# Ants in the Hive



## Ernie (Jul 22, 2007)

One of my hives has a trail of ants leading into it. I popped the top and the bees seem to be doing fine, but the ants are bothering me. The weather has been nasty here and I haven't had a chance to go deep inside that hive to see what's going on. 

Any idea what the ants could mean?


----------



## sellis (Apr 7, 2006)

the ants are trying to get to the honey , if you have your bees on a hivestand take 4 cans that the legs will fit into and pour oil in the cans , it will kill the ants before they can get to the hive .


----------



## Ernie (Jul 22, 2007)

Ah, I don't have a hivestand. My hives just sit on a wooden pallet. 

I figured the ants were after the honey, but what normally keeps ants from getting the honey?
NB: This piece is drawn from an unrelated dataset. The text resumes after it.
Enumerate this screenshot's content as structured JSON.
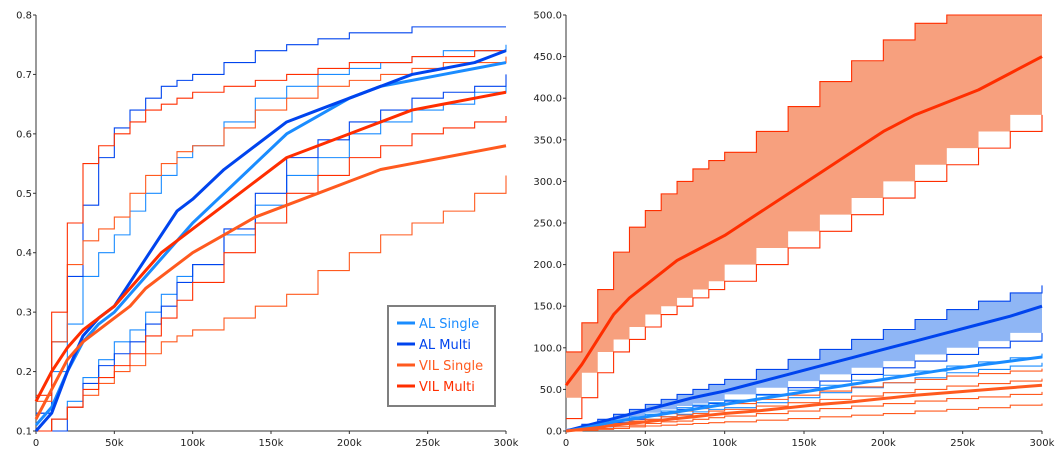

When I see something like that, my first thought is that ants would ALWAYS get the honey if the bees didn't protect it. So is this colony weakened somehow and therefore isn't able to protect its food supply?


----------



## Terri (May 10, 2002)

Well, bees are designed to nest in hollow trees, which are usually up much higher than a hive. When we give them nice wooden hives to use instead of wooden trees, I suppose there will be more problems.

I suppose.


----------



## Iddee (Sep 25, 2005)

If your inner lid creates a 3/8 inch space between itself and the outer lid, the bees can get in there and take care of the ants. If the lid is flat against the outer lid or if the center hole is blocked, the ants will nest between the lids and kill a hive by robbing it, little by little. If a hive has more space than it can cover, the same thing will happen. A strong hive without hiding places will keep the ants at bay, except for fire ants. Those have to be dealt with.


----------



## alleyyooper (Apr 22, 2005)

Sprinkle cinnnamon all around and under the hive, also under the outer cover on the inter cover.
I buy mine at Gordon foods as they have the best price and biggest jug at 5 pounds. I am told Borax works too, never tried it myself.

 Al


----------



## michiganfarmer (Oct 15, 2005)

very interesting. 

someday I want bees


----------



## w12code3 (Mar 28, 2008)

Ant problems are (at least in my limited experience) often associated with a leaky feeder. I don't know if that could be part of your problem or not but I thought it might be worth mentioning. 

Cheers,

Justin


----------



## stranger (Feb 24, 2008)

borax does kill ants, but to get them to eat it or carry it back to the nest, it has to mixed 50/50 sugar -borax and that mix is no good for the bees, they'll try to get the sugar.


----------



## KS wife (Jan 1, 2008)

Ditto on using the cinnamon. Works like a charm. Just make sure you cover the entire inner cover.


----------



## Ernie (Jul 22, 2007)

Today I watched the hive for a little while. The bees are carrying out dead ants. 

I didn't put down any poison or anything. They took care of it themselves once their population got going well. 

Now my next big bee concern is to get those supers on there before the clover blooms!


----------